Major Campaigns
of the
Mao
Era

Nie Yuanzi’s “Big
Character” Poster
May 25, 1966
At present, the
people of the whole nation, in a
soaring
revolutionary spirit that manifests their boundless love for the Party
and
Chairman Mao and their inveterate hatred for the sinister anti-Party,
anti-socialist
gang, are making a vigorous and great cultural revolution; they are
struggling
to thoroughly smash the attacks of the reactionary sinister gang, in
defense
of the Party’s
Central Committee and Chairman Mao....All revolutionary intellectuals,
now
is the time to go into battle! Let us unite, holding high the
great
red banner of Mao Zedong Thought, unite around the Party’s
Central Committee and Chairman Mao and break down all the various
controls
and plots of the revisionists; resolutely, thoroughly, totally, and
completely
wipe out all ghosts and monsters and all Khrushchevian
counterrevolutionary
revisionists, and carry the socialist revolution through to the end.
Defend the Party’s
Central Committee!
Defend Mao Zedong Thought!
Defend the dictatorship
of
the proletariat! [Sources of Chinese Tradition (vol. 2), 477]
- What is the significance of the “Cult
of Mao”?
The list of accusations grew longer by the
day: hooligans and bad
eggs,
filthy rich peasants and son-of-a-bitch
landlords,
bloodsucking capitalists and neo-bourgeoisie, historical
counterrevolutionaries
and active
counterrevolutionaries, rightists and ultra-rightists, alien
class
elements and degenerate elements, reactionaries
and opportunists,
counterrevolutionary
revisionists, imperialist running dogs, and spies.

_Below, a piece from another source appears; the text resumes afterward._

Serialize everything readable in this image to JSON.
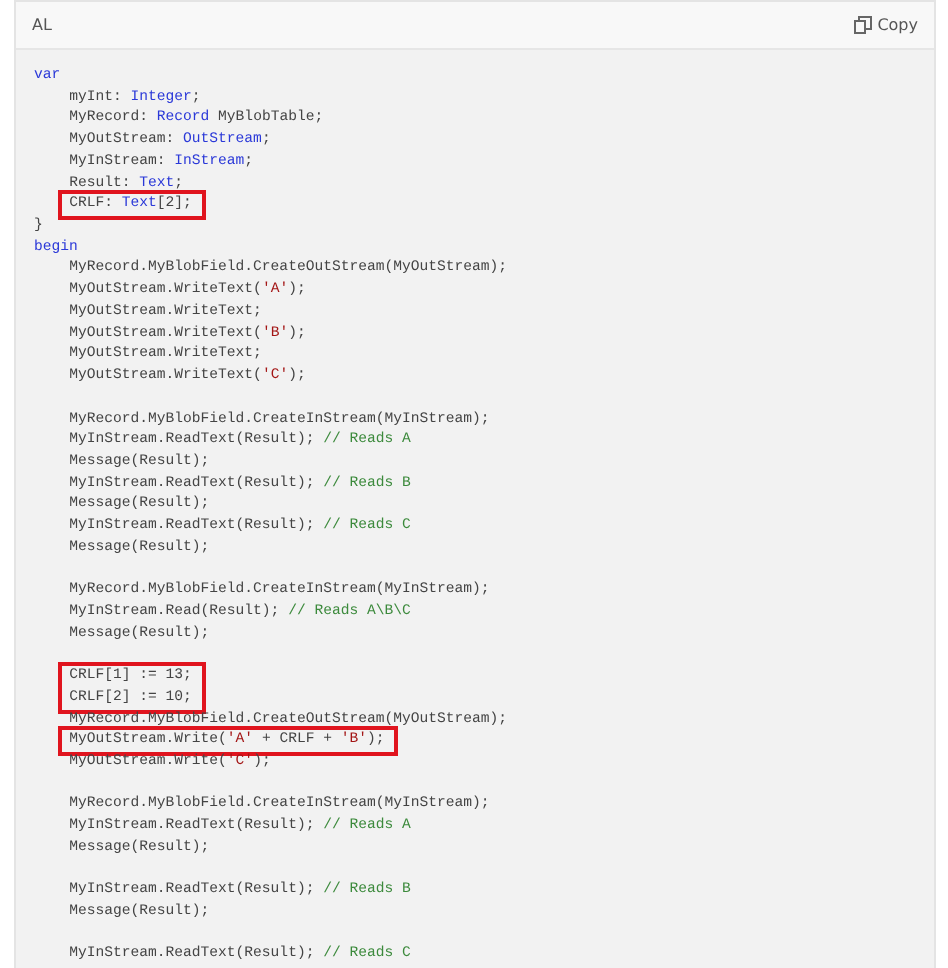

Students stood in
the
roles of prosecutor, judge, and police. No defense was
allowed. Any
teacher
who protested was certainly a liar.
The indignities
escalated
as well. Some students shaved or cut teachers’
hair into curious patterns. The most popular style was the
yin-yang
cut,
which featured a full head of hair on one side and a clean-shaven scalp
on
the other. Some said this style represented Chairman Mao’s
theory of the “unity of
opposites.” It
made me think of the punishments of ancient China, which included
shaving
the head, tattooing the face, cutting off the nose or feet, castration,
and
dismemberment by five horse-drawn carts. [SOCT (vol. 2), 478-9]
- Did Mao manipulate traditional culture to
achieve
his own ends—or
was
he in fact the “Great
Helmsman” who
saved
China from the forces of Western imperialism?